Am Morgen des 14. Juli gegen sieben Uhr ist ein 63-Jähriger aus Luhden mit seinem Hund unterwegs. Wie immer will er die B 83 an einem Wirtschaftsweg überqueren. Diesmal jedoch rast aus Richtung Bückeburg mit Tempo 100 ein Mazda heran, zum Teil auf dem rechten Grünstreifen. Nur durch einen beherzten Sprung kann sich der Fußgänger vor dem außerKontrolle geratenen Wagen retten. Der angeleinte Hund büßt dabei allerdings eine Kralle ein. Zwischenzeitlich reißt der Autofahrer das Steuer nach links, schleudert quer über die Fahrbahn und prallt auf der gegenüber liegenden Seite gegen eine Leitplanke.
Vier Monate nach diesem haarsträubenden Unfall hat die Sache jetzt das Amtsgericht beschäftigt. Auf der Anklagebank saß der Autofahrer, ein Landschaftsgärtner aus Hüllhorst (Kreis Minden-Lübbecke), der am Ende aufatmen konnte: Richter Armin Böhm erkannte lediglich auf eine Ordnungswidrigkeit und verhängte 35 Euro Geldbuße. Im Vergleich zu dem, was im Raum gestanden hatte, sind das Peanuts.

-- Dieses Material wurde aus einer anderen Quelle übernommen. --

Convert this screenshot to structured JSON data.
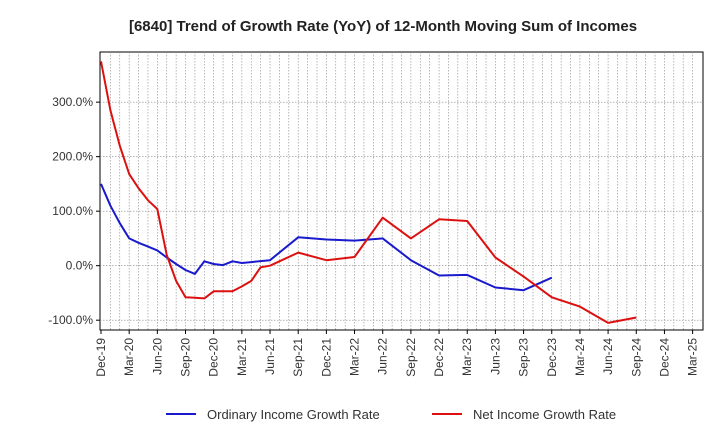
{
  "chart_data": {
    "type": "line",
    "title": "[6840]  Trend of Growth Rate (YoY) of 12-Month Moving Sum of Incomes",
    "xlabel": "",
    "ylabel": "",
    "x_tick_labels": [
      "Dec-19",
      "Mar-20",
      "Jun-20",
      "Sep-20",
      "Dec-20",
      "Mar-21",
      "Jun-21",
      "Sep-21",
      "Dec-21",
      "Mar-22",
      "Jun-22",
      "Sep-22",
      "Dec-22",
      "Mar-23",
      "Jun-23",
      "Sep-23",
      "Dec-23",
      "Mar-24",
      "Jun-24",
      "Sep-24",
      "Dec-24",
      "Mar-25"
    ],
    "y_ticks": [
      {
        "value": 300,
        "label": "300.0%"
      },
      {
        "value": 200,
        "label": "200.0%"
      },
      {
        "value": 100,
        "label": "100.0%"
      },
      {
        "value": 0,
        "label": "0.0%"
      },
      {
        "value": -100,
        "label": "-100.0%"
      }
    ],
    "ylim": [
      -118,
      392
    ],
    "x_range_months": [
      0,
      64
    ],
    "grid": true,
    "legend_position": "bottom",
    "series": [
      {
        "name": "Ordinary Income Growth Rate",
        "color": "#1a1acd",
        "x": [
          0,
          1,
          2,
          3,
          4,
          5,
          6,
          7,
          8,
          9,
          10,
          11,
          12,
          13,
          14,
          15,
          18,
          21,
          24,
          27,
          30,
          33,
          36,
          39,
          42,
          45,
          48,
          51,
          54,
          57,
          60
        ],
        "y": [
          150,
          110,
          78,
          50,
          42,
          35,
          28,
          15,
          3,
          -8,
          -15,
          8,
          3,
          1,
          8,
          5,
          10,
          52,
          48,
          46,
          50,
          10,
          -18,
          -17,
          -40,
          -45,
          -22,
          null,
          null,
          null,
          null
        ]
      },
      {
        "name": "Net Income Growth Rate",
        "color": "#dd1010",
        "x": [
          0,
          1,
          2,
          3,
          4,
          5,
          6,
          7,
          8,
          9,
          10,
          11,
          12,
          13,
          14,
          15,
          16,
          17,
          18,
          21,
          24,
          27,
          30,
          33,
          36,
          39,
          42,
          45,
          48,
          51,
          54,
          57,
          60
        ],
        "y": [
          375,
          285,
          220,
          168,
          142,
          120,
          104,
          20,
          -28,
          -58,
          -59,
          -60,
          -47,
          -47,
          -47,
          -38,
          -28,
          -3,
          0,
          24,
          10,
          16,
          88,
          50,
          85,
          82,
          15,
          -20,
          -58,
          -75,
          -105,
          -95,
          null
        ]
      }
    ]
  }
}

Vorgeworfen worden war dem Angeklagten Gefährdung des Straßenverkehrs, eine Straftat. Wer ein Fahrzeug führt, obwohl er wegen geistiger oder körperlicher Mängel dazu nicht sicher in der Lage ist, wer dadurch also andere Menschen gefährdet, dem drohen Geldstrafe oder bis zu fünf Jahre Haft. So steht es sinngemäß im Gesetz. Im Prozess hatte Staatsanwalt Dieter Liese eine Geldstrafe in Höhe von anderthalb Monatseinkommen, die Entziehung der Fahrerlaubnis und ein Jahr Führerscheinsperre gefordert.

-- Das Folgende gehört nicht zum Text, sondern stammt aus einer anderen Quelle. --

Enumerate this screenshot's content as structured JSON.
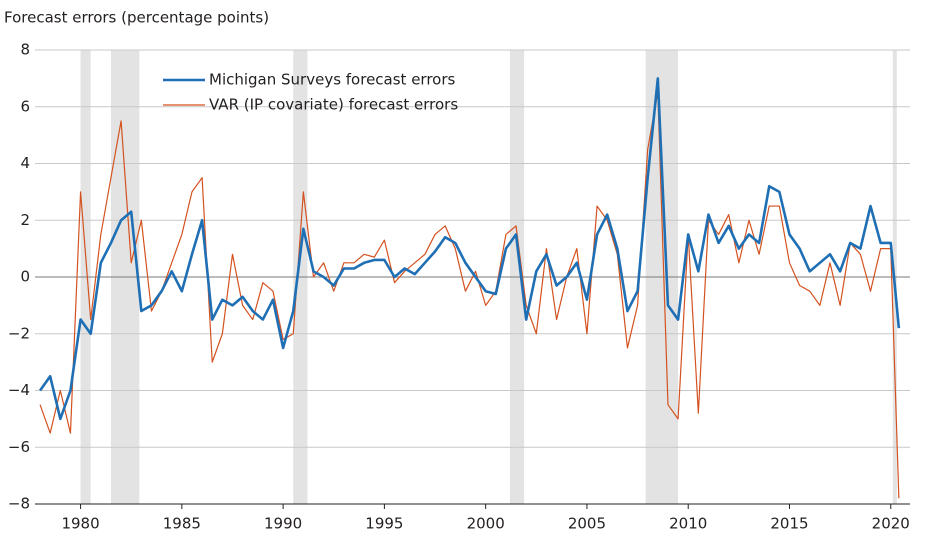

Wäre der Hüllhorster an jenem Morgen nachweislich in einen Sekundenschlaf gefallen, hätte das Gericht wohl eine Sanktion dieser Größenordnung ausgesprochen. Doch an der Unfallstelle hatte der Gärtner nie von sich aus zugegeben, am Steuer eingenickt zu sein, sondern dies auf Befragen von Polizisten lediglich nicht ausgeschlossen. Und das reichte nicht. "Die Ursache", so Richter Böhm, "bleibt im Trüben." Nicht jede Spur, die weg von der Straße führe, sei zwingend auf Übermüdung zurückzuführen.
Der Spaziergänger dürfte mit der Entscheidung übrigens einverstanden sein. "Meines Erachtens ist er gestraft genug", hatte er vor dem Urteil mit Blick auf den Angeklagten erklärt. "Mein Hund hat mehr unter dem Unfall gelitten als ich."